Virgin Orbit has introduced one of the most responsive and flexible satellite launchers ever invented. It is the LauncherOne launch service that it operates. The service is used for small government and commercial satellites. The company has just entered into a definitive merger agreement that will make it a publicly traded company. The agreement was signed between its parent company Vieco USA, Inc. and NextGen Acquisition Corp.
Once the deal is completed, the combined company will benefit from up to $483 million in cash proceeds from the transaction. This amount is made up of a fully committed PIPE of $100 million and $383 million in cash sitting in NextGen's trust account. The $100 million is being invested by US giant Boeing.
Virgin Orbit also counts AE Industrial Partners as an investor in its private financing. Under the terms of the deal, the joint venture is expected to be listed on NASDAQ under the ticker symbol "VORB" and will be known as Virgin Orbit.
The transaction values Virgin Orbit at an implied pro forma enterprise value of approximately US$3.2 billion. The deal is expected to close in Q4/2021, subject to approval by NextGen shareholders. The various companies involved in this deal are also awaiting other closing conditions commonly seen in the market (satisfaction or waiver).
Virgin Orbit already has several shareholders who are typically very active in the market. Its shareholder base consists of Mubadala Investment Company (i.e. "Mubadala") and Virgin Group (i.e. "Virgin"). It also includes employees and management. The joint venture will benefit from the full equity invested by the existing Virgin Orbit shareholders.
At the same time, 10% of the capital of the joint venture (combined company) will be held by NextGen's public shareholders in the absence of any buy-out by them. Under the same conditions, more than 85 % of the combined company will be held by the existing shareholders of Virgin Orbit. Sponsor SPAC and PIPE investors are expected to own 2% and 3% respectively of the combined company upon completion of the agreement.

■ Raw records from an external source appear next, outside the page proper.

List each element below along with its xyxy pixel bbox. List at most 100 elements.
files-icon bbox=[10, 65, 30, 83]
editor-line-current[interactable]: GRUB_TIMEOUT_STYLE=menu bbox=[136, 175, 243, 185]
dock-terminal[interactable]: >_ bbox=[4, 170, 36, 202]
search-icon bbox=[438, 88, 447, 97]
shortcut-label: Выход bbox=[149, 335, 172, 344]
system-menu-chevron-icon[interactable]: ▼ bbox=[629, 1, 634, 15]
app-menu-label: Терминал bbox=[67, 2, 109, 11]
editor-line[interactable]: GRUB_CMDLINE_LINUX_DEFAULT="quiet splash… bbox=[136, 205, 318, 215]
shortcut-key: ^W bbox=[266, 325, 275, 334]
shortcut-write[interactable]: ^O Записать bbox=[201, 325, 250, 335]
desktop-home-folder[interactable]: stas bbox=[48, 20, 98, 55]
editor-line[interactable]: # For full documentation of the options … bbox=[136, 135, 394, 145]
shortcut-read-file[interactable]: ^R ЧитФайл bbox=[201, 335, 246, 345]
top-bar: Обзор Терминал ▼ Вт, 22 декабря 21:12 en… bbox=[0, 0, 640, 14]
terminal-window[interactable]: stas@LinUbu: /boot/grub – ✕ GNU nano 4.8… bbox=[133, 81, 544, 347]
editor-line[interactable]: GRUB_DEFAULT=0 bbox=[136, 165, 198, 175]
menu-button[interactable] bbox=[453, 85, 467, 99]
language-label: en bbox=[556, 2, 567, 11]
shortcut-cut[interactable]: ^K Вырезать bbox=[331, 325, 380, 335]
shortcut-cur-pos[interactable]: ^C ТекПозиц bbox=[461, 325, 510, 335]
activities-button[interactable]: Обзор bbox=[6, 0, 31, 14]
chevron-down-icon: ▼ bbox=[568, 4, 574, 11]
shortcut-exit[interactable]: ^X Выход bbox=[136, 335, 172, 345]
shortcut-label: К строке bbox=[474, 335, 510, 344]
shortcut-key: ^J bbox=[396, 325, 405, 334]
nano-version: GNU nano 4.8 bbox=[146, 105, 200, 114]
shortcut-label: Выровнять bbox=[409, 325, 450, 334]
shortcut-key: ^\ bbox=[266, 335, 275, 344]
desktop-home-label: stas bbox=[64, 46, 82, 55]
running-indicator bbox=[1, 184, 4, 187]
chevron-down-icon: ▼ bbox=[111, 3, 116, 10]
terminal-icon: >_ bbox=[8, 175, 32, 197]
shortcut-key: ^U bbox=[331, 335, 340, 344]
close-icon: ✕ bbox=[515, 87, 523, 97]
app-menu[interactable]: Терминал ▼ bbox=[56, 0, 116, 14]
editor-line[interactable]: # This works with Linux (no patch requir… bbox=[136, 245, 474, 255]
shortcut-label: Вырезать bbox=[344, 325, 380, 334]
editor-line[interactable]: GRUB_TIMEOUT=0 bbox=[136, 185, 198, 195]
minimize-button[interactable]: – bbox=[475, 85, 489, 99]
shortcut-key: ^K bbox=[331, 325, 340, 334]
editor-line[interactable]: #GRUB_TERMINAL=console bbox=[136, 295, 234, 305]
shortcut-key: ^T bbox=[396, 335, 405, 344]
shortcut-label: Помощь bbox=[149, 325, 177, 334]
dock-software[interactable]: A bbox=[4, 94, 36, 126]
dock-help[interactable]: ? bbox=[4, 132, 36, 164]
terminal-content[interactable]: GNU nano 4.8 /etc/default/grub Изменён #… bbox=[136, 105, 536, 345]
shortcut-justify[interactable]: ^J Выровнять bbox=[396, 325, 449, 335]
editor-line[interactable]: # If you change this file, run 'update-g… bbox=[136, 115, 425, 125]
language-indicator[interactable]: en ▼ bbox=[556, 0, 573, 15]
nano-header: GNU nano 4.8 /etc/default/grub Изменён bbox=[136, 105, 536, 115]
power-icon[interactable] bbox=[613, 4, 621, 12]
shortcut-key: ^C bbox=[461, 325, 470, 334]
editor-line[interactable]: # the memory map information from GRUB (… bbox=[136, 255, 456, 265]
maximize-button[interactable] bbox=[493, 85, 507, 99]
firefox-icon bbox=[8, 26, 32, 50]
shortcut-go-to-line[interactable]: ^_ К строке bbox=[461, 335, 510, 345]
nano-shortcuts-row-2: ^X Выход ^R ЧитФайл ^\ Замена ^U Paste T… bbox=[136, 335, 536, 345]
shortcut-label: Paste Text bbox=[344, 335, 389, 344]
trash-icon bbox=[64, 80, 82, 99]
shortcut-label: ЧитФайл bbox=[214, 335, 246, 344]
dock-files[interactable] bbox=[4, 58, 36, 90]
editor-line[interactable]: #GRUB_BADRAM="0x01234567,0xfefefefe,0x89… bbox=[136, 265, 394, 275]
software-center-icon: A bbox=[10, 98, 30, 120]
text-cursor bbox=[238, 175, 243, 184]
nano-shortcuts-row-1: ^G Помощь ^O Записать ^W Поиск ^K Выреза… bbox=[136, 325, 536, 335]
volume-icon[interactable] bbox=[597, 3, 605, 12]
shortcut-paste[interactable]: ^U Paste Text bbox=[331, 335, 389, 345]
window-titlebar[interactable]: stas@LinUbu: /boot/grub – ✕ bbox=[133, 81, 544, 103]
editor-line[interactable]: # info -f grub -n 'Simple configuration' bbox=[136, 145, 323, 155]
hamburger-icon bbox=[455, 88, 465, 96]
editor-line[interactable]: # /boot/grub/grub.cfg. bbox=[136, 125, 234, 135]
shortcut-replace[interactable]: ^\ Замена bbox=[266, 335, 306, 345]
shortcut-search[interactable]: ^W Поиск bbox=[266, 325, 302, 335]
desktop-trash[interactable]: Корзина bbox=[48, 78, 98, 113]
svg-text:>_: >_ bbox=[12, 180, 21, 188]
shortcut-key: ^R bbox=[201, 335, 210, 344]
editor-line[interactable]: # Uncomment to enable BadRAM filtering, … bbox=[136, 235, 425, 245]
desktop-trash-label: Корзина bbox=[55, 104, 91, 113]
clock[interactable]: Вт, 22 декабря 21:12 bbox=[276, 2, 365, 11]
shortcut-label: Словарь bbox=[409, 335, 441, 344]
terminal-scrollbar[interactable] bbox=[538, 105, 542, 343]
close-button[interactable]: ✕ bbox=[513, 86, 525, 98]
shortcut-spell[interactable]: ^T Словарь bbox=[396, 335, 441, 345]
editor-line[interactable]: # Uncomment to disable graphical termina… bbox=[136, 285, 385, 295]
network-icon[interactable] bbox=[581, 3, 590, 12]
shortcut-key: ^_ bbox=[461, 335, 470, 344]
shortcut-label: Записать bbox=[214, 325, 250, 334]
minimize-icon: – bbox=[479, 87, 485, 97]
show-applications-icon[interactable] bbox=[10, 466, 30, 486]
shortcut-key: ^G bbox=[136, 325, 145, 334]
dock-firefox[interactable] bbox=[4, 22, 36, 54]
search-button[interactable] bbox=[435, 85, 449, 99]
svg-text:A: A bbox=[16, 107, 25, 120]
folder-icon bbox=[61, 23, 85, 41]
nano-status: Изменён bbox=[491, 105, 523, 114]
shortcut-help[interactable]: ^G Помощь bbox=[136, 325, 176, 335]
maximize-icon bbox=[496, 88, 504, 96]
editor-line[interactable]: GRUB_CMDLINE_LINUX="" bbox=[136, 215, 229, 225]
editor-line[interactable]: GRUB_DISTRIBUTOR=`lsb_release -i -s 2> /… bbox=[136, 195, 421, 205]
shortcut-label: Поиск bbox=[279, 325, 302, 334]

Note: SPAC(Special Purpose Acquisition Company) is a company that has no operational activity. However, its securities are issued on the stock exchange for a well-defined period of time (limited duration). Their objective is to make one or more acquisitions in a specific sector.
In the current context of the small satellite launch market, Richard Branson's company is taking on the mantle of competitor to Rocket Lab and Firefly. The market is currently booming and the players expect a strong progression in the coming years. Virgin Orbit has already proven its ability to create new ideas, new potential and innovative approaches.
Its experts are able to find new ways to tackle the big challenges that drive the amazing ideas of its customers. This agreement brings Virgin Orbit to the public through NextGen's partners and several other investors.